Getting it right is, of course, not a simple matter, but Gebauer says the right talent management formula is potentially the most effective card in a manager’s hand, as people are the only assets exclusive to their employers.
“Access to most resources is pretty equal between (competing) companies today,” she says. “Talent is one of the few areas left that can bring them a core competitive edge and maintain the lead.”
The lessons she learned from her decades of experience can often be counterintuitive. Against the popular tendency to hire an expensive high-profile director-level employee to solve a company’s problems, Gebauer proposes a subtle, fine tuning process.
She cites her experience with a hospital about a decade ago to claim the bottom-level client-facing employees hold the keys to a successful business.

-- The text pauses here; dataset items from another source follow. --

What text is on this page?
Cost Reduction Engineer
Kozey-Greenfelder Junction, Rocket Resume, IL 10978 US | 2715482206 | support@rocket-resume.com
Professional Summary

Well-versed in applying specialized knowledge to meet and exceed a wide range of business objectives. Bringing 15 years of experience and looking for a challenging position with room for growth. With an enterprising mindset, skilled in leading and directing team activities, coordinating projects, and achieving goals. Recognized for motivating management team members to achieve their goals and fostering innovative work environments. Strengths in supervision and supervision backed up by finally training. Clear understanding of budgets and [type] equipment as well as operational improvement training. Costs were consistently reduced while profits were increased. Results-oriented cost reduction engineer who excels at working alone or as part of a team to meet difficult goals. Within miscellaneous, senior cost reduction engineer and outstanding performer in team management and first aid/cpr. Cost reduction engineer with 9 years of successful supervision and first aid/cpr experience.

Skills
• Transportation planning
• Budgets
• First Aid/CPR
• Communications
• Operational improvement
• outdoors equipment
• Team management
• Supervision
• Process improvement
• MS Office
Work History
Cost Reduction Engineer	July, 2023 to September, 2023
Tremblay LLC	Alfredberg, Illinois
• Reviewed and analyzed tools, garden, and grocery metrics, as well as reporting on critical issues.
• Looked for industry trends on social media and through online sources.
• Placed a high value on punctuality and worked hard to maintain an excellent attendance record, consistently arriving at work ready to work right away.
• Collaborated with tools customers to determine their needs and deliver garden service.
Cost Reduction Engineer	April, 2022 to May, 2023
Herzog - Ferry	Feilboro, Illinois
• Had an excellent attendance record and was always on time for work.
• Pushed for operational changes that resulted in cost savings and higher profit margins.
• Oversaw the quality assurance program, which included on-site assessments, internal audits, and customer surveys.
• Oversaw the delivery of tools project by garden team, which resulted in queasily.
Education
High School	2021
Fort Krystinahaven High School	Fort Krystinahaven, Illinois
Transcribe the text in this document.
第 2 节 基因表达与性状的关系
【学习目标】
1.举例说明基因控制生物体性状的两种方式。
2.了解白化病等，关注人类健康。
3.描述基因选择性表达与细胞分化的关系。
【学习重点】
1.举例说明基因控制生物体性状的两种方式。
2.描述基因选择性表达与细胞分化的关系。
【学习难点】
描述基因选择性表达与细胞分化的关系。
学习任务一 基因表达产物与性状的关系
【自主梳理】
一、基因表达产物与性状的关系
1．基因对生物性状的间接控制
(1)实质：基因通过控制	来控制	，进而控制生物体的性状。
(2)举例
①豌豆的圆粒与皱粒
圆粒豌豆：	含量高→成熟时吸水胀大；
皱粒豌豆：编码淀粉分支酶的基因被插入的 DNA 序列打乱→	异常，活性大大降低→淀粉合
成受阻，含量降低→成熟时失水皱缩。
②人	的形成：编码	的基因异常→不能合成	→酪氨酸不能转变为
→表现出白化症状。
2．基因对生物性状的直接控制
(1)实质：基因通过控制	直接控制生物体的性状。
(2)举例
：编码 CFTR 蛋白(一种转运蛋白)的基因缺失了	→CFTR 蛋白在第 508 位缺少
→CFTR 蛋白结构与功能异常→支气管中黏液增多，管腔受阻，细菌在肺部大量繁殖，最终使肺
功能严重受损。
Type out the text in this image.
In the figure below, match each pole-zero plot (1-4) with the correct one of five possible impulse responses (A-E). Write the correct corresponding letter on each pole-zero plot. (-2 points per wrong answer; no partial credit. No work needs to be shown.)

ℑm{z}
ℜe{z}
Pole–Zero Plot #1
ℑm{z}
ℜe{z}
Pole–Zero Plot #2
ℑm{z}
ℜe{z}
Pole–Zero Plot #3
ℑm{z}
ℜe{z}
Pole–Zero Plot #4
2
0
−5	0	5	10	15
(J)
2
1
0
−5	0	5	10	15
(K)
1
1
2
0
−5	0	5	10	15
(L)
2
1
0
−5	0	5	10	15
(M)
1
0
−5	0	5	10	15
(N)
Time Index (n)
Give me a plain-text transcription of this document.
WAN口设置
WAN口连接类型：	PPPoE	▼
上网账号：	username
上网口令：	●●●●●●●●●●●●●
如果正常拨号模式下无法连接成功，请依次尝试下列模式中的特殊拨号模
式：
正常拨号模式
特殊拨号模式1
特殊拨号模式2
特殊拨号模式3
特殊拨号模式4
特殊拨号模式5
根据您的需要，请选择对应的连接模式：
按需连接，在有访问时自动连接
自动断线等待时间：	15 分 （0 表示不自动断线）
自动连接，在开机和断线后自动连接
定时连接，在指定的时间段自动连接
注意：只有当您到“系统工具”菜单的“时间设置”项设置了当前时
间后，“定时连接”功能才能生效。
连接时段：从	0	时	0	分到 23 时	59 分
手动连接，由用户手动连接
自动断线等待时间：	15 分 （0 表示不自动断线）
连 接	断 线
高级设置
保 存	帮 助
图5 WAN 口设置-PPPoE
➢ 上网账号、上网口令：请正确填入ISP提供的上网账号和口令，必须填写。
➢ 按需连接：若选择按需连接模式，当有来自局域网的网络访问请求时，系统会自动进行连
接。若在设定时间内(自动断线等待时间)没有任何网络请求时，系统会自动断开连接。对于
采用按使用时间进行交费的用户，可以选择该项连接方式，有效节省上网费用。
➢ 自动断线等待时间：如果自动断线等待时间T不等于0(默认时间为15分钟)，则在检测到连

She recalls the particular client because it presented this counterintuitive outcome. The institution concerned had been suffering from a flagging level of customer satisfaction even with a solid team of physicians and nurses, but after a close inspection, she and her team realized janitors and other caretakers were the ones who needed attention.
Retraining them was a cost-effective way to improve the overall performance as they had more of a direct impact on the patients’ experience than the highly-trained experts had. She says the prescription worked well.
This does not mean that Gebauer discounts the basics altogether; she stresses the benefits of key principles like providing monetary incentives for performance, setting clear targets, fostering an open communication culture and increasing diversity.
“Employees want to be rewarded proportionally for their performance,” she says, pointing to the weakness of the Asian pay culture that rewards seniority, or length of one’s stay in the company. “This is the core advantage of a pay-for-performance system.”
There is a caveat, however: a stellar performance should be compensated appropriately when a collective goal is met, instead of encouraging cutthroat competition between individual employees, widely cited as the biggest drawback. Similarly, she also underscores collective target-setting among the directors — but only once every member can express their opinion.
“Everyone on the board needs to participate in the decision-making,” says Gebauer. “That is how they can stand behind their collective decision.”
She says that process can repeat itself all the way down to the bottom of the corporate ladder, enabling an inclusive decision-making process as well as facilitating working toward common goals.
Even for the sensitive subject of “the glass ceiling,” or workplace discrimination against women, Gebauer has an answer that is at once politically sensible and difficult to rebut.
“It is not about the difference in physical attributes but the diversity of thinking and backgrounds that matters to the company,” she says. “If one group is underrepresented in the decision-making process, the company is the one that loses a precious perspective.”